This past weekend Jacinda, Stella and I recently had the privilege to visit a very special congregation, American Lutheran Church in Rantoul, IL. I grew up in Rantoul from age 2 to 12. My two youngest siblings were born while we were living in Rantoul. I grew up running through the halls of ALC as a kid playing hide and seek, going to Sunday School, Vacation Bible School, worship and much more while my dad was the pastor there.
Going back we had the opportunity to visit this wonderful congregation to not only tell them about Blessman Ministries but also to say "Thank You!" Through my years in seminary this congregation has been a trememndous support through the financial scholarship that they have given me. That scholarship is not only a blessing now for me, but will continue to bless my family well into the future. It also has given Jacinda and I much greater financial freedom to join Blessman Ministries in South Africa. Below is a part of the sermon that I shared with the congregation at Americal Lutheran Church on 11/9 and 11/10:
As he went along, [Jesus] saw a man blind from birth. His disciples asked him, “Rabbi, who sinned,this man or his parents, that he was born blind?”
“Neither this man nor his parents sinned,” said Jesus, “but this happened so that the works of God might be displayed in him.

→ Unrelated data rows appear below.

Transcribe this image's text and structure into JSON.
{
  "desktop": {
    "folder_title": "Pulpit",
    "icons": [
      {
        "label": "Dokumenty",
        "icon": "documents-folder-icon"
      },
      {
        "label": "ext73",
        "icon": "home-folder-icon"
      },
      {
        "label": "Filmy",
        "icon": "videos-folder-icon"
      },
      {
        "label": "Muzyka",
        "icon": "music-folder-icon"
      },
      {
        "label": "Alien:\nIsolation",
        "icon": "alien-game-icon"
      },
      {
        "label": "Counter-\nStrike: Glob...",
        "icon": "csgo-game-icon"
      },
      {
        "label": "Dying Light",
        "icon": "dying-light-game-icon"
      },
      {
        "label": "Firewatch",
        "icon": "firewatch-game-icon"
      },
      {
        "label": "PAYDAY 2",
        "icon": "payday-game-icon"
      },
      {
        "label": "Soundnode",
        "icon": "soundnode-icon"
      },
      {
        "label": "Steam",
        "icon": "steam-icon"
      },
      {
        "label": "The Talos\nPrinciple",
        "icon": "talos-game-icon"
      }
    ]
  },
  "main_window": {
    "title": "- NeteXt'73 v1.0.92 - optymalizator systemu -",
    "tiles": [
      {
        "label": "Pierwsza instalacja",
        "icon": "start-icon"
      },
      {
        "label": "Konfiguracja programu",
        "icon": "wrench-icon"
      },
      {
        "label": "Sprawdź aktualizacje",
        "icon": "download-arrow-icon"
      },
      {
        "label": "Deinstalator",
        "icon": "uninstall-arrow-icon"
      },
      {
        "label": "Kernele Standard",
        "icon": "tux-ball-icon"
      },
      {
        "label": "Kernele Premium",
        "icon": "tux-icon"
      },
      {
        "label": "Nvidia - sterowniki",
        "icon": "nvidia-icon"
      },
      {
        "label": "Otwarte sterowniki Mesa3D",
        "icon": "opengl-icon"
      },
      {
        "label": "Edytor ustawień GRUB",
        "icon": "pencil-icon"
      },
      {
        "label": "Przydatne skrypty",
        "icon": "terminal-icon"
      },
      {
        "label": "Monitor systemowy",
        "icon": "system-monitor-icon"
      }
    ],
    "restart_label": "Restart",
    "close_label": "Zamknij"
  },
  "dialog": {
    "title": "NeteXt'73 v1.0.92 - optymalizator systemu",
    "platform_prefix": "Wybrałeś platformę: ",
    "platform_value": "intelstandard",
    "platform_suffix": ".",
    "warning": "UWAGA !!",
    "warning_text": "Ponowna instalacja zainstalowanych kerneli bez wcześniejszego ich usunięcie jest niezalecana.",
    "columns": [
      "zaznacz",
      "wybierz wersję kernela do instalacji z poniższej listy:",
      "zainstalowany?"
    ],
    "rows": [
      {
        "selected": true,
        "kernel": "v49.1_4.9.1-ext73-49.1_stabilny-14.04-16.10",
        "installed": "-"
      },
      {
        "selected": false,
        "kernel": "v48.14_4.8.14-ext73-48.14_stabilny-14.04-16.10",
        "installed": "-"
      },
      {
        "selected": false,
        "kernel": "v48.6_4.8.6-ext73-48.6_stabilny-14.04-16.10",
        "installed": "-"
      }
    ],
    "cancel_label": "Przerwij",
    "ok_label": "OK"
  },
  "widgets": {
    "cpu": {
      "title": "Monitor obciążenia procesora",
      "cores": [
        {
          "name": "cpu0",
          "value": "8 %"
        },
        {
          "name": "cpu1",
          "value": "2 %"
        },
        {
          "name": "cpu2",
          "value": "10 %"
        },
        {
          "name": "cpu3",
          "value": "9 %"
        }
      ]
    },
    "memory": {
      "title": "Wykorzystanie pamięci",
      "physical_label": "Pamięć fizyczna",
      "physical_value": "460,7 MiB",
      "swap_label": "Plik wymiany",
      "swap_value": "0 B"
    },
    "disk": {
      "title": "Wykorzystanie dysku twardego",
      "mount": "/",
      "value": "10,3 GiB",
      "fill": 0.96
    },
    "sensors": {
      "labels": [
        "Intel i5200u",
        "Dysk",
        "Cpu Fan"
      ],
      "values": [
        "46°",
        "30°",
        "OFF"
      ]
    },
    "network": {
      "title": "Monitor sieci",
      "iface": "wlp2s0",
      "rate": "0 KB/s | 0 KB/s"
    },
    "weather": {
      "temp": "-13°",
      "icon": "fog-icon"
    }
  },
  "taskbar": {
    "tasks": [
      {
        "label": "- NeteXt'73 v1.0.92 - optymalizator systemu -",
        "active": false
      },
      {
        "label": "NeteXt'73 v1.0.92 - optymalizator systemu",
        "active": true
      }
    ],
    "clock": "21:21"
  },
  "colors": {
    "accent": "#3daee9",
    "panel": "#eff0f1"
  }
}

As long as it is day, we must do the works of him who sent me. Night is coming, when no one can work. While I am in the world, I am the light of the world.”
After saying this, he spit on the ground, made some mud with the saliva, and put it on the man’s eyes. “Go,” he told him, “wash in the Pool of Siloam” (this word means “Sent”). So the man went and washed, and came home seeing.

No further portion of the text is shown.